The Picture of Dorian Gray - Oscar Wilde

This was my first experience with Oscar Wilde outside of a classroom and I thoroughly enjoyed it. Well, most of it. Chapter eleven did its level best to shrivel my eyes out of my sockets with its extreme dryness, but the rest of it was pretty darn good. I went in expecting a horrid Gothic tale, but the humor! The characters! The witty dialogue! How unexpected! My interest is piqued. I will be searching out more of Oscar Wilde's works.

 

Five stars for awesomeness, minus one star for that dang eleventh chapter, and, as a proud American woman who married out of my country, if I had more ambition I would cross-stitch the entire conversation about American women onto a sampler.

 

"And by the way, Harry, talking about silly marriages, what is this humbug your father tells me about Dartmoor wanting to marry an American?

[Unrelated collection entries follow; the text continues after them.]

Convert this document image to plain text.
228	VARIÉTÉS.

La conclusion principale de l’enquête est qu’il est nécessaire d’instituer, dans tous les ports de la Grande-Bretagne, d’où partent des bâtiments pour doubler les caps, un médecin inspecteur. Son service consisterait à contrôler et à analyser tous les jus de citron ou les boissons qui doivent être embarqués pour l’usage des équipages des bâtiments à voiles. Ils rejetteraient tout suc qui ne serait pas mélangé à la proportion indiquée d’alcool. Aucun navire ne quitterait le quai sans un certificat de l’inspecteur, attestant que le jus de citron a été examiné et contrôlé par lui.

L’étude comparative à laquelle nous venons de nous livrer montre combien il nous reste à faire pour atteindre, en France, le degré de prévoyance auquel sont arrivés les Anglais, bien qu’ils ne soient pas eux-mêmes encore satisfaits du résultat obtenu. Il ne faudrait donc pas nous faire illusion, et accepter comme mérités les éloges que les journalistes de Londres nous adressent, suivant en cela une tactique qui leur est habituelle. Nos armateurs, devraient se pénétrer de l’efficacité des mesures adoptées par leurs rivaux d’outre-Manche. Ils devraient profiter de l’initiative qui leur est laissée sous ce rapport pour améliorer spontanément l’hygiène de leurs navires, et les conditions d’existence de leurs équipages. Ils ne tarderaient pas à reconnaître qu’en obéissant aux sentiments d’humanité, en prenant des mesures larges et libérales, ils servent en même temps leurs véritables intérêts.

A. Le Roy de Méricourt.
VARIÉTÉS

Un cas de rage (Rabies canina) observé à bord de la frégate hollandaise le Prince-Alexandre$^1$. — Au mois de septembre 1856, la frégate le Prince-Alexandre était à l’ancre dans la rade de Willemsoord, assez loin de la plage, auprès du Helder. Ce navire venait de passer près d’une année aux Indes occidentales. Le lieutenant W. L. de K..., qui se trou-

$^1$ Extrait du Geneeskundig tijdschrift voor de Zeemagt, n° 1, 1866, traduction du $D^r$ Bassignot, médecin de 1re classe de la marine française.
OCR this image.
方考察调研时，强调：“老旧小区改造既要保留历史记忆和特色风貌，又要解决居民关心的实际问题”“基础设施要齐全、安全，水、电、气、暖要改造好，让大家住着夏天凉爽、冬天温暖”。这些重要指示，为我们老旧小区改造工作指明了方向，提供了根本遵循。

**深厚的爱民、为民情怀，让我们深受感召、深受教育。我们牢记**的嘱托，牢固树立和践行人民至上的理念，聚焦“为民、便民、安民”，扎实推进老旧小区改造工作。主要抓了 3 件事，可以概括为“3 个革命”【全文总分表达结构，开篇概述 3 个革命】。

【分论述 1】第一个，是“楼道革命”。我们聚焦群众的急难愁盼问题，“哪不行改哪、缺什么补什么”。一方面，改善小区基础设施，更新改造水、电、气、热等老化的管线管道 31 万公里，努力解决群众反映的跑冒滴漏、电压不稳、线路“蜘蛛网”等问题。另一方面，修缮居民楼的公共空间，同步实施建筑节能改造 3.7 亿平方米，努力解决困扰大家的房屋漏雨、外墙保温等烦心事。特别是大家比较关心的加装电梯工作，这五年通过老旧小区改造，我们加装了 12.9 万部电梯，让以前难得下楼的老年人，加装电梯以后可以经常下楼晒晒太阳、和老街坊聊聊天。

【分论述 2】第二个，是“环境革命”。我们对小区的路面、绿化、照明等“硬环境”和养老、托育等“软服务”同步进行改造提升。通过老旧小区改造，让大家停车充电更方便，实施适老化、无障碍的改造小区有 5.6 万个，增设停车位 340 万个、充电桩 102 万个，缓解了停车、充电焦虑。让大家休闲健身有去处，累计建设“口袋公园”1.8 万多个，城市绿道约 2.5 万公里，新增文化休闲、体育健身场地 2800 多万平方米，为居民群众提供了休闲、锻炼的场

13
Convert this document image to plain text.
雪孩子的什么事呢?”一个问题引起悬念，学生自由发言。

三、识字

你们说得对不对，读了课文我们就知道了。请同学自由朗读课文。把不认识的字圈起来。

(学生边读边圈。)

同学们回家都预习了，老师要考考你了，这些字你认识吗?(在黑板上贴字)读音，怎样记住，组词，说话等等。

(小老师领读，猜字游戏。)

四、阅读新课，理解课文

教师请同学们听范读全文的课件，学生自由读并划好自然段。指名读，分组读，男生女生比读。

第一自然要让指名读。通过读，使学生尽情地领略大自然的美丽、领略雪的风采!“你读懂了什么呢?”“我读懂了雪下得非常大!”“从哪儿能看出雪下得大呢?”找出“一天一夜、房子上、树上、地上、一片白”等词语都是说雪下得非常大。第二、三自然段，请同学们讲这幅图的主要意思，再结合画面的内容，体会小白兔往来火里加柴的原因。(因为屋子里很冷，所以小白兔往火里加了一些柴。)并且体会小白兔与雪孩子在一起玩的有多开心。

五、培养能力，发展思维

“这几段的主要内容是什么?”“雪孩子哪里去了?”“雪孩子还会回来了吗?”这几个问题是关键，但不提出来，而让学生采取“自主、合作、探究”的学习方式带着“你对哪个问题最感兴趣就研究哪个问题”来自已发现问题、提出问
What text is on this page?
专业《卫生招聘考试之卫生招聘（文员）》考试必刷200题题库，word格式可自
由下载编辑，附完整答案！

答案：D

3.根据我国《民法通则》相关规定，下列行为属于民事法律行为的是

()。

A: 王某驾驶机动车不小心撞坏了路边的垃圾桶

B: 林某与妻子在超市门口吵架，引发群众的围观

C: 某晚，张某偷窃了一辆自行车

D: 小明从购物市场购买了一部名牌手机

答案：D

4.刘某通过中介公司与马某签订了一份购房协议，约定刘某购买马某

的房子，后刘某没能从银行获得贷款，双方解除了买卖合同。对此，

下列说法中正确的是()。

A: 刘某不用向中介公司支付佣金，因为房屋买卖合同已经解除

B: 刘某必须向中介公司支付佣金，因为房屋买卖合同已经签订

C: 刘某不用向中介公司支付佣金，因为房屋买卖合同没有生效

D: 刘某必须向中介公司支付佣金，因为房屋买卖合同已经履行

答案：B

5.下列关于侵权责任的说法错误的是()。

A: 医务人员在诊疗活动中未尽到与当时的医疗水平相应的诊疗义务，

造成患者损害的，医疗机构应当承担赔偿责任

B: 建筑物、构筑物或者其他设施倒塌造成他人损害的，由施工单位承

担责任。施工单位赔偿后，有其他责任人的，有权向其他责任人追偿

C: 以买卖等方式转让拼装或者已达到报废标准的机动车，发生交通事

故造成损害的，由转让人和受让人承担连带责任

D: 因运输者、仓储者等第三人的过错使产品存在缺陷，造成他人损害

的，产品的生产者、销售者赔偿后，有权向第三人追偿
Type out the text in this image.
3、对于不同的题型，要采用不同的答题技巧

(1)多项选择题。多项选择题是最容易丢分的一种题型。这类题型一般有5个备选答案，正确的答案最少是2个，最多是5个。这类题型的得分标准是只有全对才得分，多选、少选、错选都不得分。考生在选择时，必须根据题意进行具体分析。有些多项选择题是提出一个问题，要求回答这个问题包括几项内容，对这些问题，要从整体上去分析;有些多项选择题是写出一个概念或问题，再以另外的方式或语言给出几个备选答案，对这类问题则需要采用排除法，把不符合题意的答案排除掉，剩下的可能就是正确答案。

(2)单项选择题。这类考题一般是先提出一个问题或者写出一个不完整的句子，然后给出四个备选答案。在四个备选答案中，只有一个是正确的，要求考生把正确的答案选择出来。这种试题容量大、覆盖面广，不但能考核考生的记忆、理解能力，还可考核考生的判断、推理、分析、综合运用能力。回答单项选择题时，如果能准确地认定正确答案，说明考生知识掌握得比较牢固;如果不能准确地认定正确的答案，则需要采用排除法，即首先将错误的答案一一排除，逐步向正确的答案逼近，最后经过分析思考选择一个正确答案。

Ain't English girls good enough for him?"

 

"It is rather fashionable to marry Americans just now, Uncle George."

 

"I'll back English women against the world, Harry," said Lord Fermor, striking the table with his fist.

 

"The betting is on the Americans."

 

"They don't last, I am told," muttered his uncle.

 

"A long engagement exhausts them, but they are capital at a steeplechase. They take things flying. I don't think Dartmoor has a chance."

 

"Who are her people?" grumbled the old gentleman. "Has she got any?"

 

Lord Henry shook his head. "American girls are as clever at concealing their parents, as English women are at concealing their past," he said, rising to go.

 

"They are pork-packers, I suppose?"

 

"I hope so, Uncle George, for Dartmoor's sake. I am told that pork-packing is the most lucrative profession in America, after politics."

 

"Is she pretty?"

 

"She behaves as if she was beautiful. Most American women do. It is the secret of their charm."

 

"Why can't these American women stay in their own country? They are always telling us that it is the paradise for women."

 

"It is. That is the reason why, like Eve, they are so excessively anxious to get out of it," said Lord Henry.